为什么（C ++）从long long unsigned int转换为long double然后返回0

Question

I have such program:

#include "stdafx.h"
#include <iostream>

using namespace System;
using namespace std;

typedef long long unsigned int T_num;
typedef long double T_ld;


int main(array<System::String ^> ^args) {
    T_num a = numeric_limits<T_num>::max();
    T_ld b = numeric_limits<T_ld>::max();
    if ( b > a ) {
        cout << "decimal is bigger than integer" << endl;
    } else {
        cout << "integer is bigger than decimal" << endl;
    }
    T_num c;
    b = a;
    c = floor(b);
    if ( c == a) {
        cout << "OK" << endl;
    } else {
        cout << "dupa" << endl;
        cout << c << endl;
        cout << a << endl;
        cout << b << endl;
    }
    system("pause");
    return 0;
}

Which produces such output:

decimal is bigger than integer
dupa
0
18446744073709551615
1.84467e+019
Press any key to continue . . .

If b can contain a, so why c is 0?

Hmm... it (web page) asks me to provide more details but I am not sure what more could I say... I expect that if a fits in b then it should be able to convert it back from b to c.

Answer 1

b can't necessarily contain a , only an approximation of it. long double has a larger range than unsigned long long (hence a larger value of max ) but might have fewer mantissa bits to hold the most significant bits of the value, giving less precision for large values.
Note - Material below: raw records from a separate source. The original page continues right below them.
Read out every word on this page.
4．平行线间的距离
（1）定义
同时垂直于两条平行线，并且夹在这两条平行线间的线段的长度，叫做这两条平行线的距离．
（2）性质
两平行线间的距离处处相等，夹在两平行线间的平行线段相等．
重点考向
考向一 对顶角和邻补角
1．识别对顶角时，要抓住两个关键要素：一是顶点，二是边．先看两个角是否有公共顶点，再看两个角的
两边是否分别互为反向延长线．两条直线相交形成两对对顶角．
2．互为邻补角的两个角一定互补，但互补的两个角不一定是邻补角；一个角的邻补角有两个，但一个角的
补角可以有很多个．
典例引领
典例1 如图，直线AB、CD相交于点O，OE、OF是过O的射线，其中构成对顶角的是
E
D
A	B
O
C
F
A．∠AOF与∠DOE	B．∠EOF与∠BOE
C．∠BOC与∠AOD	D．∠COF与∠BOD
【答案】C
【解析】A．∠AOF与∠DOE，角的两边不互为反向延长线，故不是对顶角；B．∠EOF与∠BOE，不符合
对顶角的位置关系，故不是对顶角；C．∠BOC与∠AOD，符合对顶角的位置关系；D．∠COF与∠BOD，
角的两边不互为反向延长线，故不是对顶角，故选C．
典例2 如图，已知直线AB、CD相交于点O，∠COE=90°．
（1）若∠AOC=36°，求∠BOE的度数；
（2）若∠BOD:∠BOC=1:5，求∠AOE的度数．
The maximum unsigned long long value is 2^N-1 where N is the number of bits; probably 64.

If long double has fewer then N mantissa bits, then conversion will round this to one of the two nearest representable values, perhaps 2^N . This is outside the range of unsigned long long , so converting back gives undefined behaviour. Perhaps it's being reduced using modular arithmetic to zero (as would happen if converting from an integer type), but in principle anything could happen.